Britain and Germany agree about the EU’s economics – but they’re still headed for an irreconcilable clash

17 November 2012

‘Europe is speaking German now,’ said Volker Kauder, parliamentary chairman of German Chancellor Angela Merkel’s Christian Democrat party, about a year ago. He was urging Britain to back Merkel’s plans for saving Europe’s rickety banks and state budgets. Last week, the Chancellor herself arrived in London to dine with David Cameron and deliver the message in person.

Cameron is in a tricky spot. The summit to determine the EU budget for the next seven years will be held on 22 November. A coalition of opportunistic Labour MPs and dug-in Tory rebels has just passed a non-binding amendment in parliament urging that the government accept nothing less than a cut in real EU spending. Cameron has tried to win himself a bit of wiggle room. ‘If there isn’t a deal that’s good for Britain,’ he has said, ‘there won’t be a deal.’ But Merkel wants to pin him down. ‘One can be happy on an island,’ she said at the European parliament in Brussels before she arrived in London, ‘but in this world they can’t be happy on their own any more.’

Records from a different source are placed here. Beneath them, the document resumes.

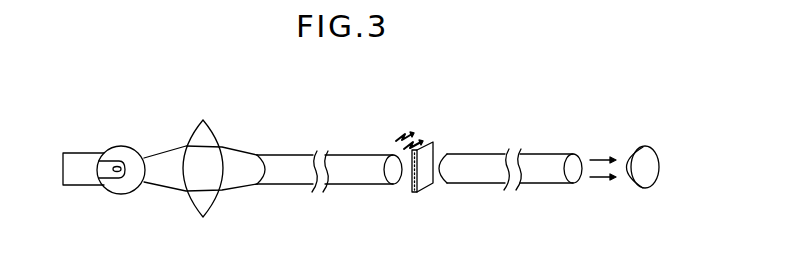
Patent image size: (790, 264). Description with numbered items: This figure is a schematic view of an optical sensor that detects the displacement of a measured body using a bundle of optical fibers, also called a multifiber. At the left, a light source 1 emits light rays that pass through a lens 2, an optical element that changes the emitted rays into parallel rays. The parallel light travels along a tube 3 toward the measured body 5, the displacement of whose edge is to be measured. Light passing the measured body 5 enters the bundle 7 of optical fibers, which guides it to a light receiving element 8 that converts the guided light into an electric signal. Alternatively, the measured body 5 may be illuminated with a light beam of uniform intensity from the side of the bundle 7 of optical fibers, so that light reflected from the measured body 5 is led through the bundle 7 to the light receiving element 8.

The light source 1 is at (121, 147).
The lens 2 is at (210, 123).
The light guide 3 is at (353, 153).
The measured body 5 is at (433, 142).
The bundle of optical fibers 7 is at (482, 152).
The light receiving element 8 is at (640, 152).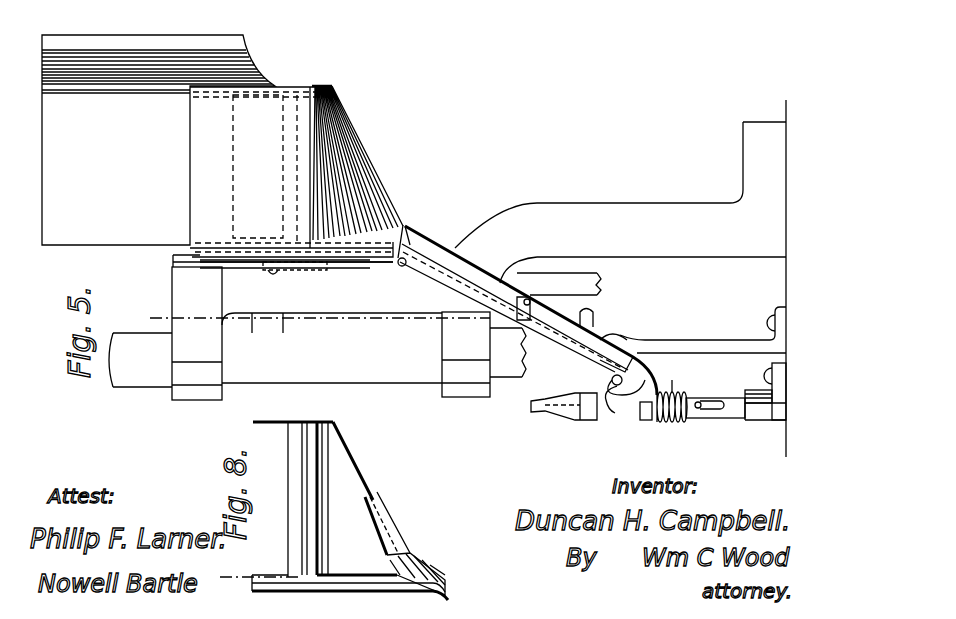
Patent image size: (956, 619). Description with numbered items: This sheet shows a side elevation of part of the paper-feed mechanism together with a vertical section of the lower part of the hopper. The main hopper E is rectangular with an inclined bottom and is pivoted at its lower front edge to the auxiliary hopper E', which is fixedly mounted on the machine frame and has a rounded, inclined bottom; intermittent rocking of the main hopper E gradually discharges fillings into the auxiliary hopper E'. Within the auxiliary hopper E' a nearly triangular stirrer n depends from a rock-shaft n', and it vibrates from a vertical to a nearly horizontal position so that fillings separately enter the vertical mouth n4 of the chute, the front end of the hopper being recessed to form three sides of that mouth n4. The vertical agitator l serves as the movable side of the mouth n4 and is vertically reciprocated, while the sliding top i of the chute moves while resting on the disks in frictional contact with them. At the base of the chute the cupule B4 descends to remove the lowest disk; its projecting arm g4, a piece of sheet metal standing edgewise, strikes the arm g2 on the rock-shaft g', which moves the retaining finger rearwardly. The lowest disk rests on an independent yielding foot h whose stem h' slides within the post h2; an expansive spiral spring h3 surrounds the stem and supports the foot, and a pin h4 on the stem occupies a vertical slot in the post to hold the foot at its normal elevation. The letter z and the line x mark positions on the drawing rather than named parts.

In FIG. 5, the main hopper E is at (158, 140).
In FIG. 5, the auxiliary hopper E' is at (291, 172).
In FIG. 8, the auxiliary hopper E' is at (293, 499).
In FIG. 5, the stop z is at (275, 263).
In FIG. 5, the section line x is at (363, 263).
In FIG. 5, the vertical agitator l is at (405, 226).
In FIG. 5, the sliding top i is at (495, 308).
In FIG. 5, the rock-shaft g' is at (616, 385).
In FIG. 5, the arm g2 is at (615, 413).
In FIG. 5, the projecting arm g4 is at (604, 364).
In FIG. 5, the cupule B4 is at (566, 370).
In FIG. 5, the yielding foot h is at (643, 427).
In FIG. 5, the stem h' is at (672, 422).
In FIG. 5, the post h2 is at (742, 418).
In FIG. 5, the expansive spiral spring h3 is at (673, 382).
In FIG. 5, the pin h4 is at (700, 397).
In FIG. 8, the stirrer n is at (389, 508).
In FIG. 8, the rock-shaft n' is at (344, 498).
In FIG. 8, the mouth n4 is at (334, 576).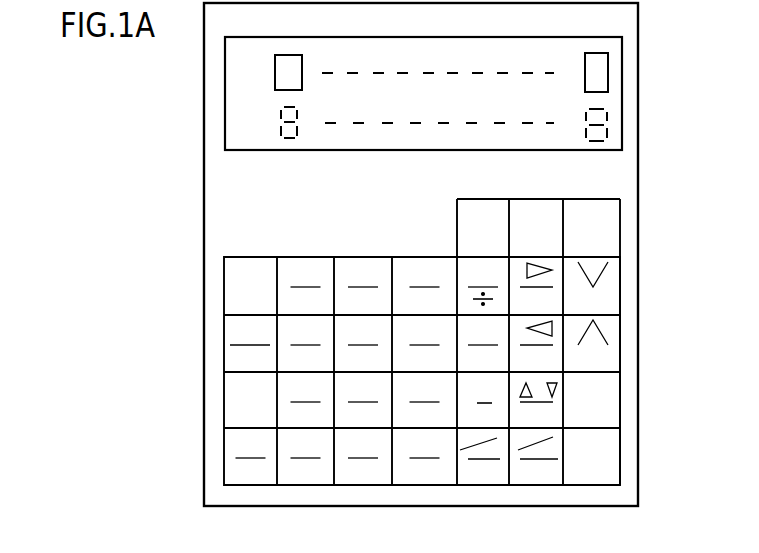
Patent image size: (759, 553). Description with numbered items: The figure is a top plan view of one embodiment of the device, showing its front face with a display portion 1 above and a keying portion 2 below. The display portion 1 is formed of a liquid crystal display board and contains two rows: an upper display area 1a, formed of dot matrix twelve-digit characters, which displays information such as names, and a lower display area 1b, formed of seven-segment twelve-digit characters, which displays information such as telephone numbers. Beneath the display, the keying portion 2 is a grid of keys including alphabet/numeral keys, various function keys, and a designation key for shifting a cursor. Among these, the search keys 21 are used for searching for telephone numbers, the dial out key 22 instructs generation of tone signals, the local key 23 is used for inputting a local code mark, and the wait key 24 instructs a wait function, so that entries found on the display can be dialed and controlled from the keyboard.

The display portion 1 is at (467, 94).
The upper display area 1a is at (548, 63).
The lower display area 1b is at (560, 142).
The keying portion 2 is at (464, 356).
The search keys 21 is at (617, 283).
The dial out key 22 is at (490, 200).
The local key 23 is at (540, 485).
The wait key 24 is at (470, 485).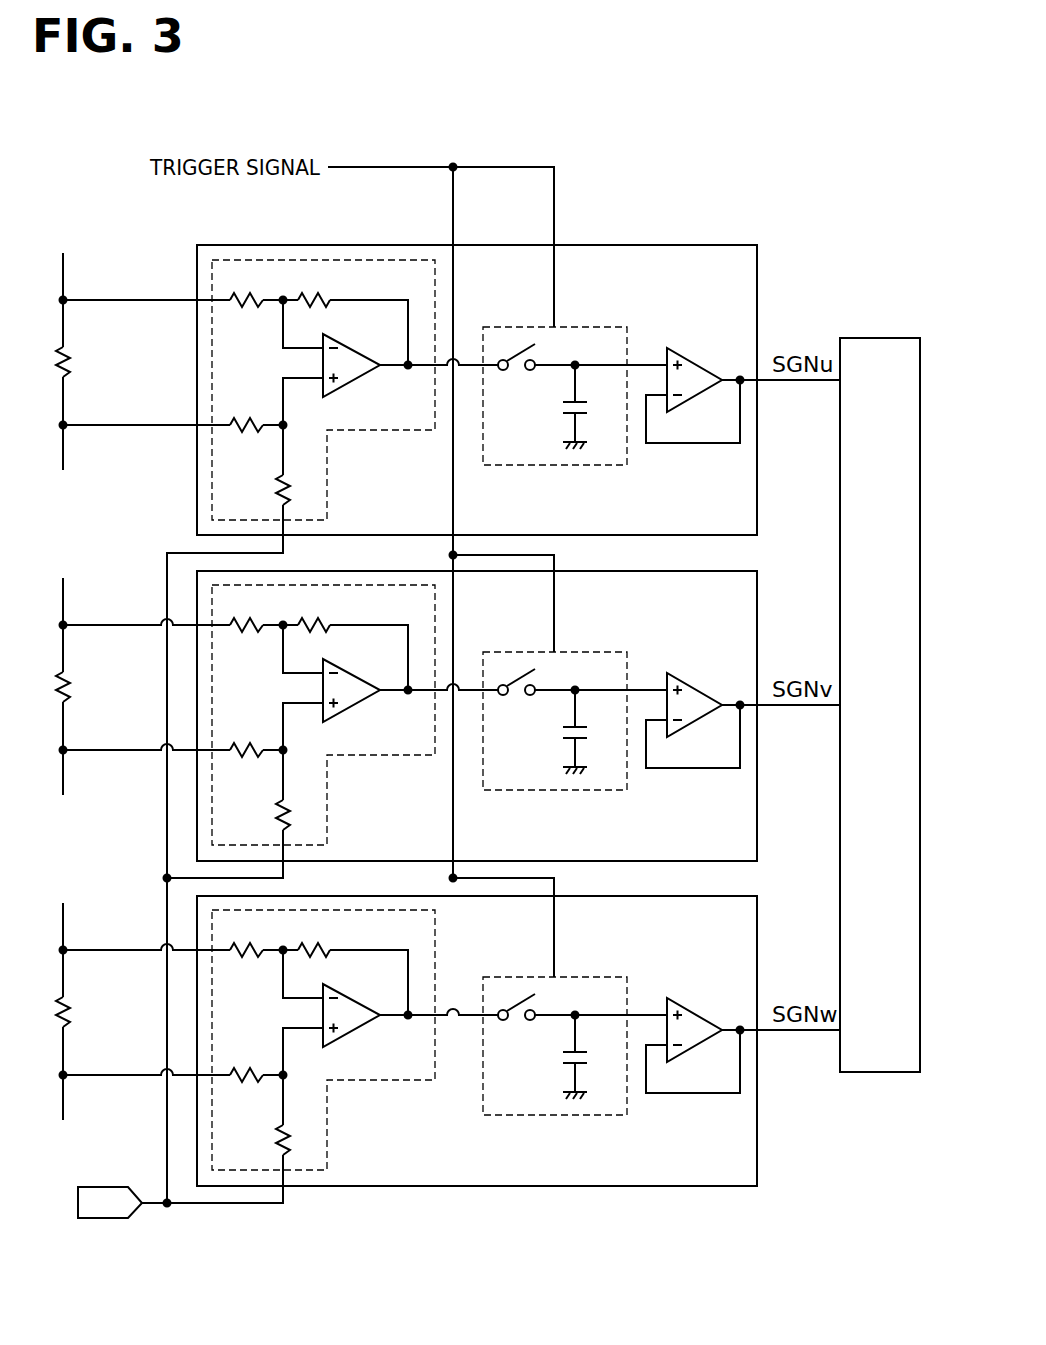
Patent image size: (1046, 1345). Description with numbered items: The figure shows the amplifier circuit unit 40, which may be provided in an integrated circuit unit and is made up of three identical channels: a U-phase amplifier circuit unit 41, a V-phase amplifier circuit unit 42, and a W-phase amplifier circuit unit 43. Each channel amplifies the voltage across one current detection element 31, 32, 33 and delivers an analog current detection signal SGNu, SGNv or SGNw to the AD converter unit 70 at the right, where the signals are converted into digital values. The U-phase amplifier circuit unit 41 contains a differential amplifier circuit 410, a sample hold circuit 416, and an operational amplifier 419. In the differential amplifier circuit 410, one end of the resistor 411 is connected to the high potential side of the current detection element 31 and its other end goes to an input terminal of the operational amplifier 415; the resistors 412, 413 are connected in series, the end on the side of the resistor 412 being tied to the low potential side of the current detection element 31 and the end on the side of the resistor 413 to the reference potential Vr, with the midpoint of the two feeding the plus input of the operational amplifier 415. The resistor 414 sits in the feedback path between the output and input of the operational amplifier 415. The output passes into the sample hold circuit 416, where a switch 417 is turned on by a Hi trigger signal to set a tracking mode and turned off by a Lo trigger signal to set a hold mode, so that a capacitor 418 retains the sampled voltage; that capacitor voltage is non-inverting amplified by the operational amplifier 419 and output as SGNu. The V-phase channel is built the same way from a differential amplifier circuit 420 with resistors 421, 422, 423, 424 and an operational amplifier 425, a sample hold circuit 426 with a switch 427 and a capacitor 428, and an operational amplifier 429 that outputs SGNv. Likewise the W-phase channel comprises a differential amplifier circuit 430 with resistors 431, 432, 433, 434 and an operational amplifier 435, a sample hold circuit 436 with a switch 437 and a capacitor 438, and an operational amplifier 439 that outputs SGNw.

The current detection element 31 is at (62, 352).
The current detection element 32 is at (62, 677).
The current detection element 33 is at (62, 1002).
The amplifier circuit unit 40 is at (730, 1200).
The U-phase amplifier circuit unit 41 is at (197, 365).
The V-phase amplifier circuit unit 42 is at (197, 690).
The W-phase amplifier circuit unit 43 is at (197, 1015).
The AD converter unit 70 is at (861, 337).
The differential amplifier circuit 410 is at (372, 432).
The resistor 411 is at (240, 308).
The resistor 412 is at (246, 418).
The resistor 413 is at (280, 500).
The resistor 414 is at (318, 298).
The operational amplifier 415 is at (365, 378).
The sample hold circuit 416 is at (500, 325).
The switch 417 is at (504, 372).
The capacitor 418 is at (568, 415).
The operational amplifier 419 is at (694, 350).
The differential amplifier circuit 420 is at (372, 757).
The resistor 421 is at (240, 633).
The resistor 422 is at (246, 743).
The resistor 423 is at (280, 825).
The resistor 424 is at (318, 623).
The operational amplifier 425 is at (365, 703).
The sample hold circuit 426 is at (500, 650).
The switch 427 is at (504, 697).
The capacitor 428 is at (568, 740).
The operational amplifier 429 is at (694, 675).
The differential amplifier circuit 430 is at (372, 1082).
The resistor 431 is at (240, 958).
The resistor 432 is at (246, 1068).
The resistor 433 is at (280, 1150).
The resistor 434 is at (318, 948).
The operational amplifier 435 is at (365, 1028).
The sample hold circuit 436 is at (500, 975).
The switch 437 is at (504, 1022).
The capacitor 438 is at (568, 1065).
The operational amplifier 439 is at (694, 1000).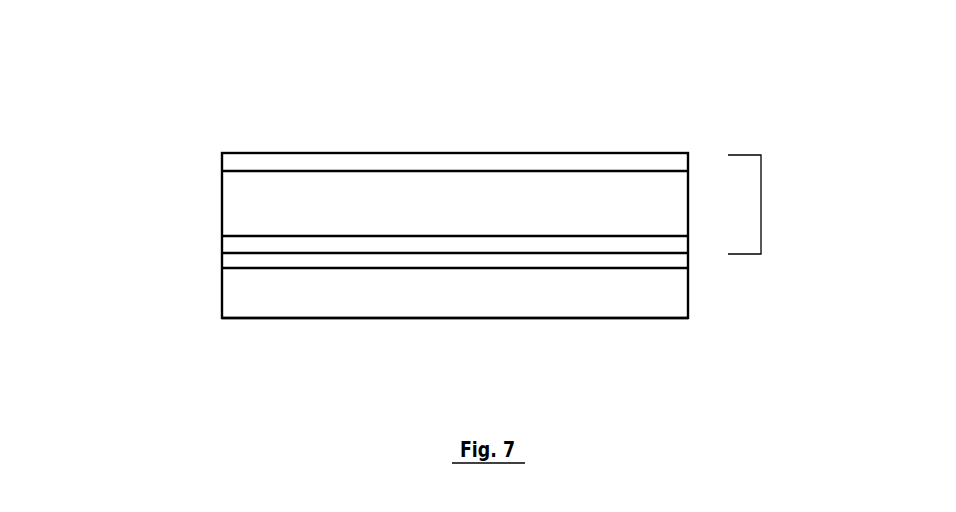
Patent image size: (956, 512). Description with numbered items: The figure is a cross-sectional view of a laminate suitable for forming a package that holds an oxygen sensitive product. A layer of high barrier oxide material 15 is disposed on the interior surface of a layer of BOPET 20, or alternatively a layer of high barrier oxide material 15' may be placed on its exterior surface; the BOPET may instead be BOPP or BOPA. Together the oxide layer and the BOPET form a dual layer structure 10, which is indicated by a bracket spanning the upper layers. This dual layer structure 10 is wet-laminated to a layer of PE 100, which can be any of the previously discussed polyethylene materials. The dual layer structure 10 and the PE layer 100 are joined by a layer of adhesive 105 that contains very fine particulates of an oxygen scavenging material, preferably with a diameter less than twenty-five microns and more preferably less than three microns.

The dual layer structure 10 is at (761, 204).
The layer of high barrier oxide material 15 is at (465, 132).
The layer of high barrier oxide material 15' is at (455, 90).
The layer of BOPET 20 is at (442, 123).
The layer of PE 100 is at (551, 331).
The layer of adhesive 105 is at (362, 292).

For Tories, a productive relationship with Europe’s leaders has always seemed to depend on breaking parliament’s attachment to its ancient sovereignty. If you are being told to throw away the most precious treasure you have, you are either reading the gospels or being played for a fool. Merkel, as it happens, is in a similar fix. She faces her own rebellion in the Bundestag, Germany’s lower house, where Eurosceptic Christian Democrat renegades, two dozen and growing, have deprived her of partisan majorities on votes involving the euro bailout. Few of them object to Europe in principle. It’s just that there have been too many bailout votes, and Germany’s liabilities now stretch into the hundreds of billions. The German high court insists that funds can be appropriated to bail out foreigners only by a vote of the Bundestag. A September poll on the euro in the newspaper Die Welt found two thirds of Germans wish they’d never joined.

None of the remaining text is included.